Die Aufnahme dieser Personen geschehe »in unserer besonderen Verantwortung als Deutsche«, erklärte Bundesinnenministerin Nancy Faeser gegenüber den Zeitungen der Funke-Mediengruppe (Donnerstagsausgaben). »Wir geben ihnen eine vorübergehende Heimat. Das ist uns europaweit in diesen ersten Kriegswochen sehr gut gelungen.«
KRIEGSVERBRECHEN Die Berichte über Gräueltaten an Hunderten Bewohnern ukrainischer Städte kommentierte die Bundesinnenministerin scharf. »Ich bin Juristin.

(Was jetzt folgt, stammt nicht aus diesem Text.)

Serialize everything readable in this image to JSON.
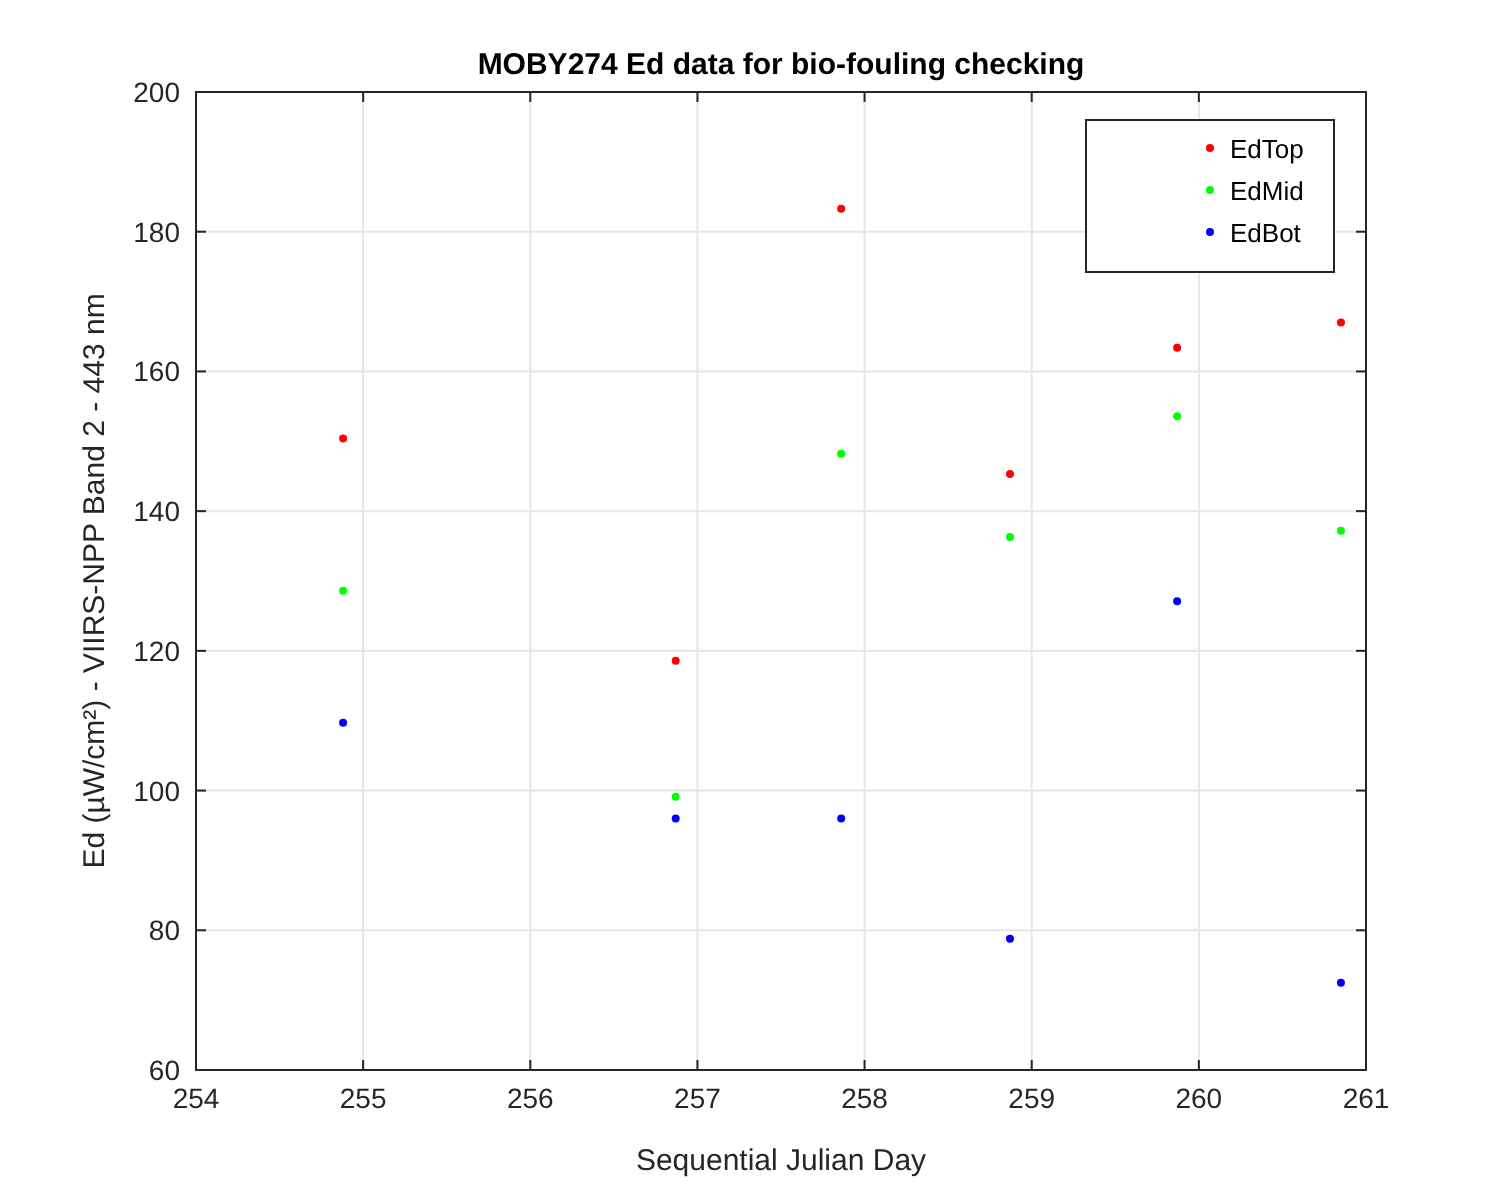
{
  "chart_data": {
    "type": "scatter",
    "title": "MOBY274 Ed data for bio-fouling checking",
    "xlabel": "Sequential Julian Day",
    "ylabel": "Ed (µW/cm²) - VIIRS-NPP Band 2 - 443 nm",
    "x": [
      254.88,
      256.87,
      257.86,
      258.87,
      259.87,
      260.85
    ],
    "series": [
      {
        "name": "EdTop",
        "color": "#ff0000",
        "values": [
          150.4,
          118.6,
          183.3,
          145.3,
          163.4,
          167
        ]
      },
      {
        "name": "EdMid",
        "color": "#00ff00",
        "values": [
          128.6,
          99.1,
          148.2,
          136.3,
          153.6,
          137.2
        ]
      },
      {
        "name": "EdBot",
        "color": "#0000ff",
        "values": [
          109.7,
          96,
          96,
          78.8,
          127.1,
          72.5
        ]
      }
    ],
    "xlim": [
      254,
      261
    ],
    "xticks": [
      254,
      255,
      256,
      257,
      258,
      259,
      260,
      261
    ],
    "ylim": [
      60,
      200
    ],
    "yticks": [
      60,
      80,
      100,
      120,
      140,
      160,
      180,
      200
    ],
    "grid": true,
    "legend": "top right",
    "marker": "circle"
  }
}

Natürlich soll man niemanden vorverurteilen. Aber es deutet alles darauf hin, dass Wladimir Putin und seine Armee in der Ukraine furchtbare Kriegsverbrechen begehen.«
Die Jewish Claims Conference schätzt, dass sich insgesamt rund 400 bis 600 schwerstpflegebedürftige Überlebende in der Ukraine befinden. Nicht alle von ihnen könnten und wollten aber das Land verlassen, so Aron Schuster. Diejenigen, die sich dennoch dazu entschließen, würden einzeln mit Krankentransportern nach Deutschland gebracht.
ZUSAMMENARBEIT Im Hinblick auf die Unterbringung dieser hochbetagten Überlebenden spüre man eine große Welle der Hilfsbereitschaft, auch bei nichtjüdischen Einrichtungen, so der ZWST-Direktor.

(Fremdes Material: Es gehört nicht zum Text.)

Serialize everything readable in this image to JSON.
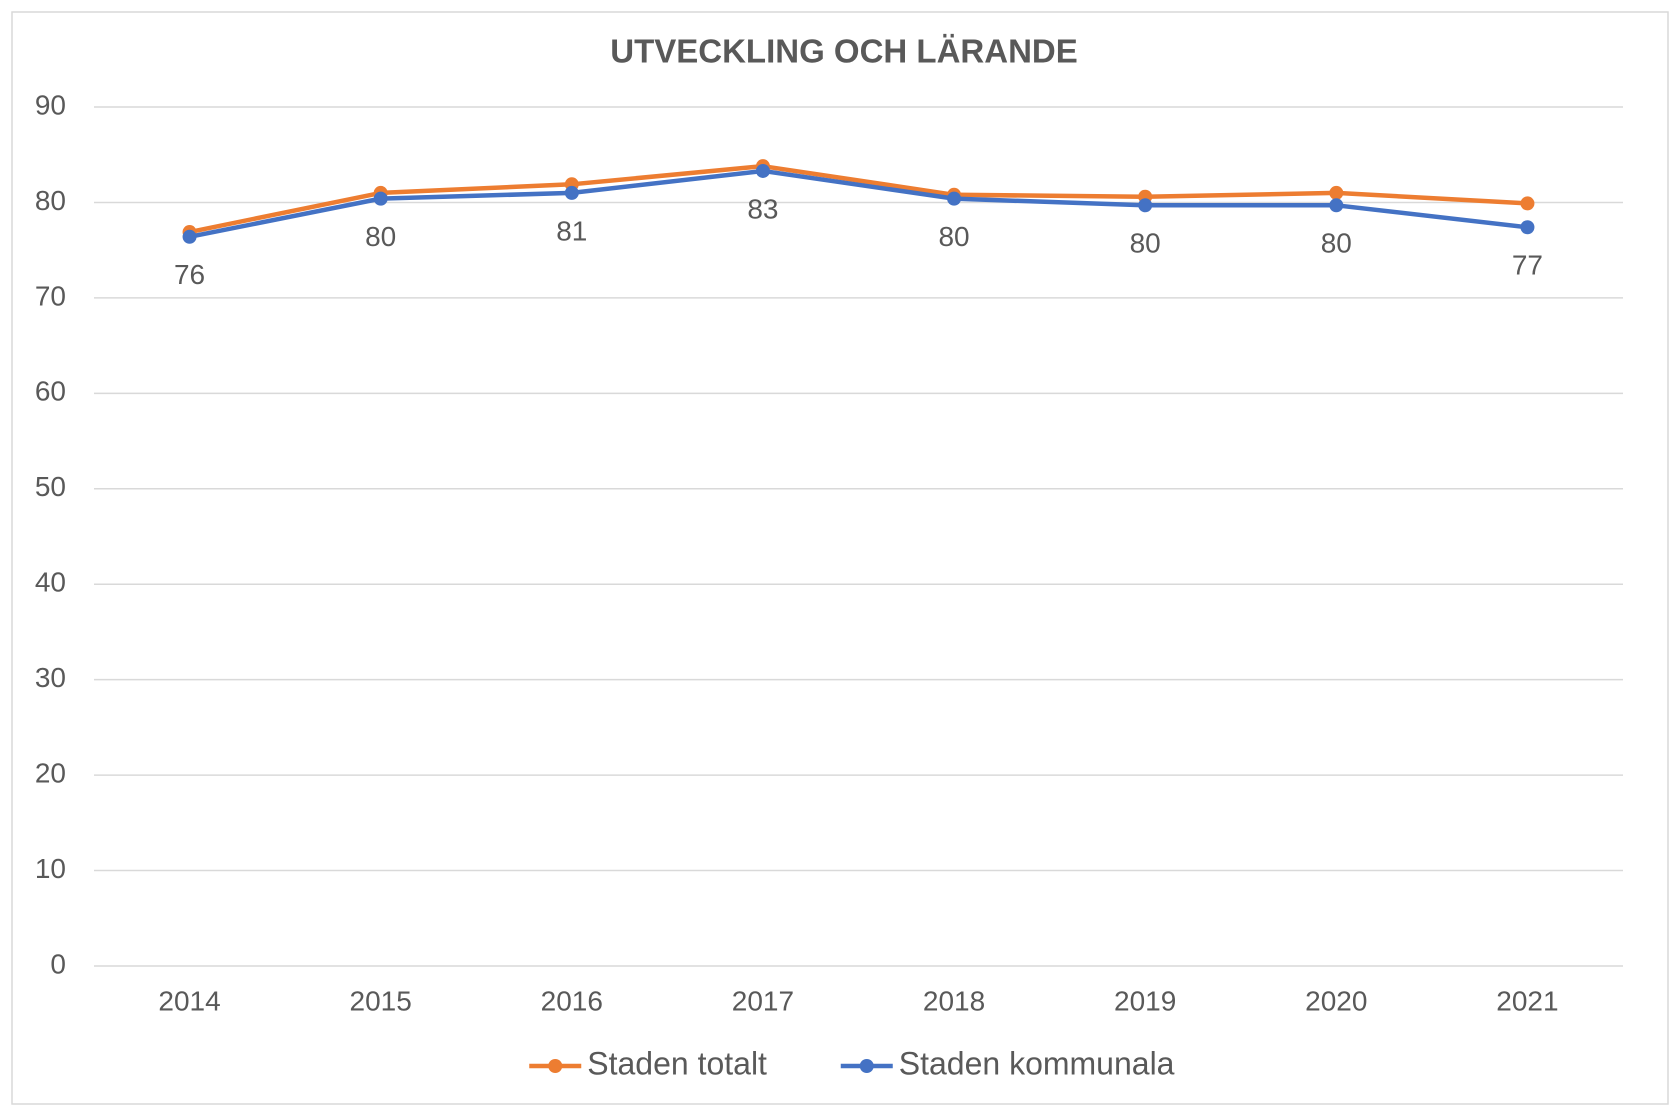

»Wir können leider nicht alle in den wenigen vollstationären Heimen der jüdischen Altenpflege unterbringen und sind deshalb auf die Kooperation mit Caritas, Diakonie, Parität, Arbeiterwohlfahrt und Deutschem Roten Kreuz angewiesen. Alle diese Verbände bringen sich enorm ein, und es ist rührend zu sehen, wie sehr man sich in den Einrichtungen um die Überlebenden kümmert«, sagte Schuster dieser Zeitung.
Aron Schuster, der Direktor der ZWST, lobte auch die Unterstützung durch die Bundesregierung bei der Organisation der Evakuierungen.
Er lobte auch die Unterstützung durch die Bundesregierung bei der Organisation der Evakuierungen. Am Mittwoch hatte Bundeskanzler Olaf Scholz (SPD) im Bundestag ein besonderes Engagement für Schoa-Überlebende in den ukrainischen Kriegsgebieten zugesagt. Diese Menschen verdienten den »besonderen Schutz« Deutschlands, sagte Scholz in der Fragestunde des Parlaments.
VORBEREITUNGEN Die Bundesregierung handele dabei auch in enger Abstimmung mit den europäischen Verbündeten »im Hinblick auf das, was getan werden kann, um das zu organisieren«. Die Evakuierungen müssten angesichts des Alters der Betroffenen »sehr sorgfältig vorbereitet werden«, so der Kanzler.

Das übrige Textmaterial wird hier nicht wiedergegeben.